Elle soutient qu’en refusant de lui verser le complément de traitement indiciaire du 1er janvier au 31 décembre 2022, le président du centre communal d’action sociale de Vesseaux a commis une erreur de droit.
Par un mémoire en défense, enregistré le 27 octobre 2023, le centre communal d’action sociale de Vesseaux, représenté par la SELARL Retex avocats, conclut au rejet de la requête et à ce qu’une somme de 2 000 euros soit mise à la charge de Mme A en application des dispositions de l’article L. 761-1 du code de justice administrative.
Il fait valoir que :
— la requête est irrecevable dès lors qu’elle n’est pas chiffrée ;
— aucun des moyens de la requête n’est fondé.

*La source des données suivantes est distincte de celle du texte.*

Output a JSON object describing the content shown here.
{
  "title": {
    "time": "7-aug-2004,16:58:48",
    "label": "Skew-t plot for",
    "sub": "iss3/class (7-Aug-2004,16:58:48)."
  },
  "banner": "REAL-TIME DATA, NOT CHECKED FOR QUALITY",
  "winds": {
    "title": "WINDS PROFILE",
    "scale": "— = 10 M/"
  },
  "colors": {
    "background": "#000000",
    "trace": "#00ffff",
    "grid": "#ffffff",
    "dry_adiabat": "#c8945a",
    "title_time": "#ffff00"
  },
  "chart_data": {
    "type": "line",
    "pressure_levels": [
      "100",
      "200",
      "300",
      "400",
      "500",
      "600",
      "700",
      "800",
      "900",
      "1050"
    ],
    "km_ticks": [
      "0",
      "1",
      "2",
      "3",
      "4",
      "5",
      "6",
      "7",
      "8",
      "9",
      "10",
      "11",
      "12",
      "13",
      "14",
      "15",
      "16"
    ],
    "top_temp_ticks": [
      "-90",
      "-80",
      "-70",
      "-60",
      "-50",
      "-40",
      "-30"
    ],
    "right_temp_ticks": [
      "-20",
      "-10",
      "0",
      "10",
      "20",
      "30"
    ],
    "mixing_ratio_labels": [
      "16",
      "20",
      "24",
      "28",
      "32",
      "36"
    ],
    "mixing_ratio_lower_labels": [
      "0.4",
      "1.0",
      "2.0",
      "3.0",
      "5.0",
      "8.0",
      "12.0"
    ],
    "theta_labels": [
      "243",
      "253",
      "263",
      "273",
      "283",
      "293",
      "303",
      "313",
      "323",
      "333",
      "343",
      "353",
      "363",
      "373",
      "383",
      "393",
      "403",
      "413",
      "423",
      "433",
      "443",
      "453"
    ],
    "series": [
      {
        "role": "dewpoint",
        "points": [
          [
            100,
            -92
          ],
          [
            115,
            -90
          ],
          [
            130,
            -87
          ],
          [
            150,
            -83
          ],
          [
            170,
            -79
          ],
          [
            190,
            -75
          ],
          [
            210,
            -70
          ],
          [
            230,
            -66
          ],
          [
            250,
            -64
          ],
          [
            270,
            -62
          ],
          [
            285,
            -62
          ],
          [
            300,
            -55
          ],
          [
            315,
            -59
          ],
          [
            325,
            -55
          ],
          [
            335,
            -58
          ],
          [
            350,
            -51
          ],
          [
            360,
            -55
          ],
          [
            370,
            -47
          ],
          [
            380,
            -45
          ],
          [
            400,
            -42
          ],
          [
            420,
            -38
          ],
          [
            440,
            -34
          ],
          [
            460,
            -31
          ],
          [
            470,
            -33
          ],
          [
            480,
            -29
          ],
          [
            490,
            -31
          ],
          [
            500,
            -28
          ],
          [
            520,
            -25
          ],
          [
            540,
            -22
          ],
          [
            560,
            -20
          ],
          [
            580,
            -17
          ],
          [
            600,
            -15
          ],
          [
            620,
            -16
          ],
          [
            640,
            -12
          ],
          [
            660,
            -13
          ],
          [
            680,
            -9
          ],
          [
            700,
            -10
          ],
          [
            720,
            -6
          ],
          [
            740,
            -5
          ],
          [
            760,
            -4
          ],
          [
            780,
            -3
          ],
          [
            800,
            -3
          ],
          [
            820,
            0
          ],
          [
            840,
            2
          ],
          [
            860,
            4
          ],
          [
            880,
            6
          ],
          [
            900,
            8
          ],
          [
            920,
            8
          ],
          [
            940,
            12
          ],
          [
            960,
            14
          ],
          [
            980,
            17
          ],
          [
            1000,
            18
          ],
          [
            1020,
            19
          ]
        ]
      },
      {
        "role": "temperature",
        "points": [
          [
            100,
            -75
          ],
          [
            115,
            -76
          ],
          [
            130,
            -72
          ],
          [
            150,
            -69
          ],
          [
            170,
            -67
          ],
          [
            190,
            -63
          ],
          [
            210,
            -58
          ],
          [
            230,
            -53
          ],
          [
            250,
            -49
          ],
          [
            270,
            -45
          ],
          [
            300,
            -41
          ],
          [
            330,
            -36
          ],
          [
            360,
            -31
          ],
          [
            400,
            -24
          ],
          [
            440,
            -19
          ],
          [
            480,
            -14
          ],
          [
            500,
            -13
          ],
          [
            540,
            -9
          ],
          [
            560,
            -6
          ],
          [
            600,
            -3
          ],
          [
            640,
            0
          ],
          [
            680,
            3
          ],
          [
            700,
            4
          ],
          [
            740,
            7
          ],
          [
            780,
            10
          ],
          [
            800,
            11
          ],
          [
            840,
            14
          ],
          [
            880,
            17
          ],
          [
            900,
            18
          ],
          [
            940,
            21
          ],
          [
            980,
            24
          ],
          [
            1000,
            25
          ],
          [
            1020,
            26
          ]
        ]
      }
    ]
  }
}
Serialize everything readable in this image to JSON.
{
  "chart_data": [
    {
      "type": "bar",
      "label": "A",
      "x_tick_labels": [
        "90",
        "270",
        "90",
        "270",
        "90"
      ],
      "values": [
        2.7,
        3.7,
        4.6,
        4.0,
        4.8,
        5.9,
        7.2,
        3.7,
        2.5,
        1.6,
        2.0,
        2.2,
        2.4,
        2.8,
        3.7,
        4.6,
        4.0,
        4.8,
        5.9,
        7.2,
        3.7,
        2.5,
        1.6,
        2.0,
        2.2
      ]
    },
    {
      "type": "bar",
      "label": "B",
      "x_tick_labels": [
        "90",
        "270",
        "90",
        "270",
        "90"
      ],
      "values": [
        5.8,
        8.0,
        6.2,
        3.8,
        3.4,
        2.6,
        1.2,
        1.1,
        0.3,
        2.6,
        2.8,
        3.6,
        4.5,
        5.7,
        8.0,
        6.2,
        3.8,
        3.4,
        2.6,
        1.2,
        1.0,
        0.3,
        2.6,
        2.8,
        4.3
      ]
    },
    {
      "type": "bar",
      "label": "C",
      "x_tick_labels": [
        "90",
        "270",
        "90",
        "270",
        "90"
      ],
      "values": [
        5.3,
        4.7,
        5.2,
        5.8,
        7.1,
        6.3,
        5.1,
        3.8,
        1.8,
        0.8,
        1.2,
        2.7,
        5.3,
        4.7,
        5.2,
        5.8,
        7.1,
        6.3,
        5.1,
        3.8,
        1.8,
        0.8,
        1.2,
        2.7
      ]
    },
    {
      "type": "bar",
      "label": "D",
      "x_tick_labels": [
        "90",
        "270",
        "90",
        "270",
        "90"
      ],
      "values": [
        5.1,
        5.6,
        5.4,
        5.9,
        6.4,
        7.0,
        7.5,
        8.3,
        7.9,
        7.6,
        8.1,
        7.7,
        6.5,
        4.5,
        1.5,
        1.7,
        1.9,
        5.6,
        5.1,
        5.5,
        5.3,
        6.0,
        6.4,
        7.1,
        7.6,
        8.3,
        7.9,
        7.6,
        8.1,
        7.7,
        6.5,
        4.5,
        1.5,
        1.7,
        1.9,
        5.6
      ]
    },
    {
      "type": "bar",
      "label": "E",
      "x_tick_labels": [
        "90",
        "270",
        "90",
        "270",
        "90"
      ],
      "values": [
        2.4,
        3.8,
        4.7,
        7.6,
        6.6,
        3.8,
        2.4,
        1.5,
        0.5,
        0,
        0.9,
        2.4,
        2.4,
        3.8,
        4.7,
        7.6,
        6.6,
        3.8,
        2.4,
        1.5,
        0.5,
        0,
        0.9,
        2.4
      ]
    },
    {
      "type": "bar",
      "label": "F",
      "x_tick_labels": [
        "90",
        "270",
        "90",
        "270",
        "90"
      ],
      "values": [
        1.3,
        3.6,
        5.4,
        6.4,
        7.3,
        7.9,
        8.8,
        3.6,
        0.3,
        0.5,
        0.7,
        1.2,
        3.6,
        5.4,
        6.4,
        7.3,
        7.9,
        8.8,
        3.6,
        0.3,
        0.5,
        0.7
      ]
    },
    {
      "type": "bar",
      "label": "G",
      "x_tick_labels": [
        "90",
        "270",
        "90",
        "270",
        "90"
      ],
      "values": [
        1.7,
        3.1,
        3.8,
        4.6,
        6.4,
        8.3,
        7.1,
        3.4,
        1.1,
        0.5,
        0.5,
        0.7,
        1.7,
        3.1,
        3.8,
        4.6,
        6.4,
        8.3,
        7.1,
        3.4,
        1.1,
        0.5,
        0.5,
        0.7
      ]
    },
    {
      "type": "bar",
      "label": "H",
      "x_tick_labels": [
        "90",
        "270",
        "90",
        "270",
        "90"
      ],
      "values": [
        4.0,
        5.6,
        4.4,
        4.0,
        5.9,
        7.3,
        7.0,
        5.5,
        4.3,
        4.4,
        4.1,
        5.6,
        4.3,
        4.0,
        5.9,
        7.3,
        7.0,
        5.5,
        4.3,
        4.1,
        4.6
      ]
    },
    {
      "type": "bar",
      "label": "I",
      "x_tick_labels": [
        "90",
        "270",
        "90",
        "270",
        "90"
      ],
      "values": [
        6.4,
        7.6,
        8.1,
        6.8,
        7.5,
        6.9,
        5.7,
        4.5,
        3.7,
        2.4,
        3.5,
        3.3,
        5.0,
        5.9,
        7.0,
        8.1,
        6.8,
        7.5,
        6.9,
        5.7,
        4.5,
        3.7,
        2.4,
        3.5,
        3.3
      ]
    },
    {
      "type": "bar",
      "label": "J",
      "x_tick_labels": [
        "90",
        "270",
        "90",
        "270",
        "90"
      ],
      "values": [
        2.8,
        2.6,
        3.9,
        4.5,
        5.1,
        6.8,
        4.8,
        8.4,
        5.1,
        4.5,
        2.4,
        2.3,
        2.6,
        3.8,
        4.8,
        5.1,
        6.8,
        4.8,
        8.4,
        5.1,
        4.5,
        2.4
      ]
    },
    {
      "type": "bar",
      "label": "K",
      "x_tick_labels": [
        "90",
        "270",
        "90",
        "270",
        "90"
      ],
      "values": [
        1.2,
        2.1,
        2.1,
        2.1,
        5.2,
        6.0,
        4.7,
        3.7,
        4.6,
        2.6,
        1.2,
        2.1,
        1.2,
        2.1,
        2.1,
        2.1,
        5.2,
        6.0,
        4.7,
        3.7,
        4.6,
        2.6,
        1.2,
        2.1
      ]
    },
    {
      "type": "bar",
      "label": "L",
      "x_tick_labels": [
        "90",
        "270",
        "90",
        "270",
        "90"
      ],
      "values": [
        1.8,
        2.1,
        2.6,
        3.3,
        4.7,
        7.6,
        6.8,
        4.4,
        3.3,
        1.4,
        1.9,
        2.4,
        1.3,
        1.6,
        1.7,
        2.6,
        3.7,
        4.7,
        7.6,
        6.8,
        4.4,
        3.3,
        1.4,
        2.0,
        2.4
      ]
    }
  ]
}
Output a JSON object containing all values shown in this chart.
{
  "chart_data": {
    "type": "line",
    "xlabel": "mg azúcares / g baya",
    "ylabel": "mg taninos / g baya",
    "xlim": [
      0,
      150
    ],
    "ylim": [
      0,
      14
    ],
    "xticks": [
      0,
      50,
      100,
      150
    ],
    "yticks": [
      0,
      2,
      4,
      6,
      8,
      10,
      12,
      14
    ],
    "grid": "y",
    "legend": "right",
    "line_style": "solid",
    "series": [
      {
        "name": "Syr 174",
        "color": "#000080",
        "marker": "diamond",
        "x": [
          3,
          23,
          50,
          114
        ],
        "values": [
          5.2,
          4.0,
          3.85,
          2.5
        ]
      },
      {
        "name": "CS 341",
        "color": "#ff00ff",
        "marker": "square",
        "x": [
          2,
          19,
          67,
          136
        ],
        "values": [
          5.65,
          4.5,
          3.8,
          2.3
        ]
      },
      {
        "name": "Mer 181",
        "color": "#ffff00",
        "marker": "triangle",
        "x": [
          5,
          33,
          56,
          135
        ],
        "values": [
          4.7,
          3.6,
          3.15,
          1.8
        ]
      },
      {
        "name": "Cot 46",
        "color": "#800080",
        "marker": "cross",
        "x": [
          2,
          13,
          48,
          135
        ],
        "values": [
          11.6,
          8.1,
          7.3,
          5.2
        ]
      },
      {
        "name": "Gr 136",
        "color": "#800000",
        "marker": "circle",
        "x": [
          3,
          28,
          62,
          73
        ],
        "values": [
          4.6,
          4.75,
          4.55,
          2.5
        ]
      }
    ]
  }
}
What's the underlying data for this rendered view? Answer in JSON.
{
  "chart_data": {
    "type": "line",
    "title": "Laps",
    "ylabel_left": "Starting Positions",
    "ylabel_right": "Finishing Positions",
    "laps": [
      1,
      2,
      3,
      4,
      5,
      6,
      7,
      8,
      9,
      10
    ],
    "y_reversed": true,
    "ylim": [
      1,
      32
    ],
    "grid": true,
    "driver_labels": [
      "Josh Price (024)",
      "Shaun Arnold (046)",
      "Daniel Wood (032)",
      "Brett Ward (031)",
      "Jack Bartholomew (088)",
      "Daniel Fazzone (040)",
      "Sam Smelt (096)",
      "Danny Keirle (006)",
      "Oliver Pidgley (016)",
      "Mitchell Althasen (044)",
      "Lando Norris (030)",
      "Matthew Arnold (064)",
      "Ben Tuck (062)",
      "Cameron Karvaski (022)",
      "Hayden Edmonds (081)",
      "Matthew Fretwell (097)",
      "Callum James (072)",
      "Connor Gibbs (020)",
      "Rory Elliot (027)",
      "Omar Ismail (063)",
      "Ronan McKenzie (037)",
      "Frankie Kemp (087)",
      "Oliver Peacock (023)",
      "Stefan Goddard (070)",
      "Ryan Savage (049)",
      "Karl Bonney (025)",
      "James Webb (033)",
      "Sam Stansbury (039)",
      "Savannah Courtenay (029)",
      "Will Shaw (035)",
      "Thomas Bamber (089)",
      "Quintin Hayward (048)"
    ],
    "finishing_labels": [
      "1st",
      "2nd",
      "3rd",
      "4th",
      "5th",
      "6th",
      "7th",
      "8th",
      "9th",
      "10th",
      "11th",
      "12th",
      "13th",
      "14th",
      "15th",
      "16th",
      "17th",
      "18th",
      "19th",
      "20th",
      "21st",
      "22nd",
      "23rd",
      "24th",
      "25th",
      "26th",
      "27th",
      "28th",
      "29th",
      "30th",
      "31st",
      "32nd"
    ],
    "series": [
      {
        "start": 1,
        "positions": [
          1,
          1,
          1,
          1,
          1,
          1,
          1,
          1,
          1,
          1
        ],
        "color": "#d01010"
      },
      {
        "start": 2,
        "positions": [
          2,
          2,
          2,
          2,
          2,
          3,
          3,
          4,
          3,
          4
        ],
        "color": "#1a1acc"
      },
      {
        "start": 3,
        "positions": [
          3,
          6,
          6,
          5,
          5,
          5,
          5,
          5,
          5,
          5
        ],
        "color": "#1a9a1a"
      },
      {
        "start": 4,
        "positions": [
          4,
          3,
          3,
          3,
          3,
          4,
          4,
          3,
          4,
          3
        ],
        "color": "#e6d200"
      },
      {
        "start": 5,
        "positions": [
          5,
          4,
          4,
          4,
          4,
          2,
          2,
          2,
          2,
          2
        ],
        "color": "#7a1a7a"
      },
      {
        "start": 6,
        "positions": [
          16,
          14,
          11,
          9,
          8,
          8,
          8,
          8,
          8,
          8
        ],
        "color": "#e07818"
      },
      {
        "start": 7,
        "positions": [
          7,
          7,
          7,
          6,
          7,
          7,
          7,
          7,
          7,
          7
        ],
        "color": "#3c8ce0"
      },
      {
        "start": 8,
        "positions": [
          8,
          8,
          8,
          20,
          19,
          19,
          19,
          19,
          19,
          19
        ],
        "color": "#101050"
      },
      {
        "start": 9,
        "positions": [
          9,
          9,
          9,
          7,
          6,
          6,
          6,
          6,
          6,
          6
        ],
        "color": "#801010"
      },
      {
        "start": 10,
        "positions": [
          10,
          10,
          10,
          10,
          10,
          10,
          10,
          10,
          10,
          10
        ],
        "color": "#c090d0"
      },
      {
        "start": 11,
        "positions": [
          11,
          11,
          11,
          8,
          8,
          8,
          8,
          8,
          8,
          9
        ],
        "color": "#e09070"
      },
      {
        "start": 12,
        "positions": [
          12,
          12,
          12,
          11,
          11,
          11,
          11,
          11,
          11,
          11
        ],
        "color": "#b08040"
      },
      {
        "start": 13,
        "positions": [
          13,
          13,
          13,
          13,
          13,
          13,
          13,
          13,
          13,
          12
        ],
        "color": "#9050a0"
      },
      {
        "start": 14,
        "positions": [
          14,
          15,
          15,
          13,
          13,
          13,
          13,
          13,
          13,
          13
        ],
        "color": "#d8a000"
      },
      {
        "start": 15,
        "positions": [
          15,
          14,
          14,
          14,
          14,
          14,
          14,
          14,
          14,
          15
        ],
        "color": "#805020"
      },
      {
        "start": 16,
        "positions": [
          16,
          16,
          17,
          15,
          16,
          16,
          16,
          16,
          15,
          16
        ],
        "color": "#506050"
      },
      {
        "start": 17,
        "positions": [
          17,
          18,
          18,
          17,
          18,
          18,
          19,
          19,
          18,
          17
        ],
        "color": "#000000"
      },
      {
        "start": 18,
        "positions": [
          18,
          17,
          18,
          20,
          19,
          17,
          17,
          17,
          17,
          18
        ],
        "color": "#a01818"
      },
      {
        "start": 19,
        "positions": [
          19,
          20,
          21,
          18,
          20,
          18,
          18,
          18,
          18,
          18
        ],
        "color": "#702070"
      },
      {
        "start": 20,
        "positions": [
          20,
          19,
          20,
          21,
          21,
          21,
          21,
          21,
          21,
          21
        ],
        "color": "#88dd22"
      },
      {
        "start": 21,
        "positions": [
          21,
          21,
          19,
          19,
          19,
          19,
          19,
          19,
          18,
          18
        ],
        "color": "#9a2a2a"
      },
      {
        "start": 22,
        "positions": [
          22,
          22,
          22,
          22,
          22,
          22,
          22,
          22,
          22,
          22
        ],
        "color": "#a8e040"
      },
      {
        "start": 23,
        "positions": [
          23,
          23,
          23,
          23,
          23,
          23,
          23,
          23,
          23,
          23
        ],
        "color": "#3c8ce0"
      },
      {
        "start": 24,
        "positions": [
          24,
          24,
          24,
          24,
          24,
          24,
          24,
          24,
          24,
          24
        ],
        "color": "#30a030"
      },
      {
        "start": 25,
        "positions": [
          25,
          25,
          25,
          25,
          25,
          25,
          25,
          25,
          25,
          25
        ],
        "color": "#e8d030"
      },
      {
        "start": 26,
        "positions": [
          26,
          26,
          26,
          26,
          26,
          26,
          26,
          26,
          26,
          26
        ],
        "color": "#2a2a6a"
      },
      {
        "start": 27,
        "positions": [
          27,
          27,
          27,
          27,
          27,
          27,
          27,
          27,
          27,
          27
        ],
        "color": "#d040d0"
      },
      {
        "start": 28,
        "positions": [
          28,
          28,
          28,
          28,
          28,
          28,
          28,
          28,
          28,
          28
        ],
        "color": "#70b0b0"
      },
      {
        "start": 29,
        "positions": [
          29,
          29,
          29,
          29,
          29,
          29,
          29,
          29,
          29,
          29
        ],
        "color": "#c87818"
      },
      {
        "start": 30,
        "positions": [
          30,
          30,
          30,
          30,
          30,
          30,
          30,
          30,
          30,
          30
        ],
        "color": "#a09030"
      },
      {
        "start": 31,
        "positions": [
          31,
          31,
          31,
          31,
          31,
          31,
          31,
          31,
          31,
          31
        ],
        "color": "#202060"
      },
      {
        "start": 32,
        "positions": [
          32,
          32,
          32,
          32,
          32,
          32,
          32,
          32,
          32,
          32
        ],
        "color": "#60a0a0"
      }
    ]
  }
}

Par un courrier du 23 mai 2025, les parties ont été informées, en application des dispositions de l’article R. 611-7 du code de justice administrative, de ce que le jugement était susceptible d’être fondé sur un moyen relevé d’office, tiré de de l’irrecevabilité des conclusions à fin d’injonction présentées à titre principal.
Par un mémoire enregistré le 27 mai 2025, Mme A a présenté des observations en réponse à ce moyen d’ordre public relevé d’office qui ont été communiquées.
Vu la décision attaquée et les autres pièces du dossier.
Vu :
— le code général de la fonction publique ;
— le code de la santé publique ;
— la loi n° 2020-1576 du 14 décembre 2020 ;
— la loi n° 2021-1754 du 23 décembre 2021 ;
— la loi n° 2022-1157 du 16 août 2022 ;
— le décret n°2020-1152 du 19 septembre 2020,
— le code de justice administrative.
Les parties ont été régulièrement averties du jour de l’audience.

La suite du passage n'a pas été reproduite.